Distribué par Metropolitan Filmexport
90 mn
Sortie le 6 Février 2008
Note : 9/10
Rambo, un nom devenu source de ringardise américaine, de tout ce que le pur yankee bien bourrin peut représenter, et ce surtout au travers de la première séquelle qui fit de Stallone la superstar d’un certain cinéma d’action des années 80. Au point de sur dimensionner un ego qui jusque là restait relativement modeste. A la suite de « Rambo 2 : la mission », Stallone poussa le bouchon encore plus loin avec undes plaisirs coupables cinématographiques les plus célèbres, « Cobra ». Prendre ce dernier au premier degré relève d’un cas de traitement psychologique d’urgence ; prendre un pied d’enfer à chaque vision est plus normal tant le film est la caricature involontairement comique de ce que Stallone devint à ce moment-là, épousant même la sculpturale Brigitte Nielsen qui voyait en lui le symbole de la toute puissance qu’elle recherchait.
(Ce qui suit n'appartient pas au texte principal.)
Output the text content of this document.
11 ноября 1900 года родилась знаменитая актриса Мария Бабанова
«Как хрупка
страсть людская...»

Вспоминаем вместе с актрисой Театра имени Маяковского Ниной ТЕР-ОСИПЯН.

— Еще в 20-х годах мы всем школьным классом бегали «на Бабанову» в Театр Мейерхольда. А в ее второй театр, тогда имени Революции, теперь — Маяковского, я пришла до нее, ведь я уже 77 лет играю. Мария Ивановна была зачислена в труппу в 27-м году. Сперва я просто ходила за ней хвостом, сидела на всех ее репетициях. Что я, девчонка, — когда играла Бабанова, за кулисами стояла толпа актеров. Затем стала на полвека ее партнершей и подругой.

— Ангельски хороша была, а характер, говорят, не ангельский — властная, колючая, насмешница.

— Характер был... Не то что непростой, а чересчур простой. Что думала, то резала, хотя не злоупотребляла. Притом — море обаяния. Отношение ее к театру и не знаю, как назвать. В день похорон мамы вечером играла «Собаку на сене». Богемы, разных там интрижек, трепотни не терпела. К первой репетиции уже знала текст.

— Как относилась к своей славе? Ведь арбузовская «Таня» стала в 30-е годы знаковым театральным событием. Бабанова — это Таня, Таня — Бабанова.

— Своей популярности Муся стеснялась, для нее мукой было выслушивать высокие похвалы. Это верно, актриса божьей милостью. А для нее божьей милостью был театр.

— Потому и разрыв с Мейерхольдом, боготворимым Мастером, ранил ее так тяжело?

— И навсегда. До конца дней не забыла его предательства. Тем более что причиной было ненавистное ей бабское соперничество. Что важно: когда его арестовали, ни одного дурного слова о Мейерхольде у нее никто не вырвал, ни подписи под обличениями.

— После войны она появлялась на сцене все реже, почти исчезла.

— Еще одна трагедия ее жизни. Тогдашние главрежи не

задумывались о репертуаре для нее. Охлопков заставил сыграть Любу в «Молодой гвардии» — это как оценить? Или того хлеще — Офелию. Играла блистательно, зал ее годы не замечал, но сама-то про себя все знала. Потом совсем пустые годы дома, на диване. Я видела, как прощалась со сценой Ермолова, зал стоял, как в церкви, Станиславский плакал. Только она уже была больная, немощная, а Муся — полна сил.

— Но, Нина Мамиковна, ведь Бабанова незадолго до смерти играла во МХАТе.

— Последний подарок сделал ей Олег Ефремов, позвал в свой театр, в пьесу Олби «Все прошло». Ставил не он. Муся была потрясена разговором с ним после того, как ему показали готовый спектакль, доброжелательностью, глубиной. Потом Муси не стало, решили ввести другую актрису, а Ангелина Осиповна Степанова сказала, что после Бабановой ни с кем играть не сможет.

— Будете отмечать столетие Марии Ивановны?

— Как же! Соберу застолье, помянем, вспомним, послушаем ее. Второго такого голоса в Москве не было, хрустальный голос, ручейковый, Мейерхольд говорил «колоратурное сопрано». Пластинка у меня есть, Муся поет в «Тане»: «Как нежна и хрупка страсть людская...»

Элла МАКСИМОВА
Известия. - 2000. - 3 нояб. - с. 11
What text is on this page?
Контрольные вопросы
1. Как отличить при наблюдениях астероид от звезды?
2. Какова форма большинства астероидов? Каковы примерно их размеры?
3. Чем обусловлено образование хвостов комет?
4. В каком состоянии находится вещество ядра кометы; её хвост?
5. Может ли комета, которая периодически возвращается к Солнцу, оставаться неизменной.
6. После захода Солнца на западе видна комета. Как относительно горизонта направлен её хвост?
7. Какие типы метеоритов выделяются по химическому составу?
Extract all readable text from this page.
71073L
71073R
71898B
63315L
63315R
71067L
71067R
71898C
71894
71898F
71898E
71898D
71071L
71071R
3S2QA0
La suite, on la connaît, grandeur et décadence de la star (avec des œuvres telles que « L’embrouille est dans le sac » ou « Arrête ou ma mère va tirer », le pire du pire...), un regain amorcé avec « Cliffhanger » mais la chute du genre entraîna Stallone dans son sillage. Juste avant une fin qu’on pensait définitive (car Stallone ne se recycla pas comme Seagal, Van Damme ou Snipes, dans les sériées Z pour raves tournées en Europe de l’Est... Sage décision !), il livre un des plus beaux rôles de sa carrière avec le magnifique « Copland ». Et puis, il y a deux ans, celui dont on se moquait gentiment quand il parlait de clore la saga « Rocky » épata tout le monde : « Rocky Balboa » était un très grand film. Aujourd’hui, conscient de ce que le nom « Rambo » suscite, Stallone, d’abord lié contractuellement à ses producteurs, livre l’ultime volet des aventures de l’ancien soldat. Ils lui ont laissé le scénario et la réalisation, et pour l’acteur, c’est l’occasion ou jamais d’en terminer avec honneur, de ne pas tirer un trait sur les opus 2 & 3, mais simplement de revenir au premier film, modèle du genre, et de boucler haut la main la boucle en ce qui concerne Rambo.
John Rambo s’est retiré en Thailande. Il vit de petits travaux mécaniques, de serpents qu’il attrape pour les attractions locales. Rambo s’est coupé d’un monde dont il ne veut plus entendre parler. Un jour, des missionnaires viennent lui demander de les emmener en Birmanie, l’actuel Myanmar. Connaissant les horreurs s’y passant, Rambo refuse. Mais Sarah, l’une des volontaires, arrive à le convaincre en mettant en avant leur mission. Quelques semaines plus tard, Rambo apprend qu’ils ont été faits prisonniers par l’armée régulière. Parce que Sarah a été la seule à comprendre le désespoir et la désillusion qui l’habitent, Rambo va accompagner un groupe de mercenaires partis à leur recherche. Et seul, il décidera de reprendre les armes pour les sauver.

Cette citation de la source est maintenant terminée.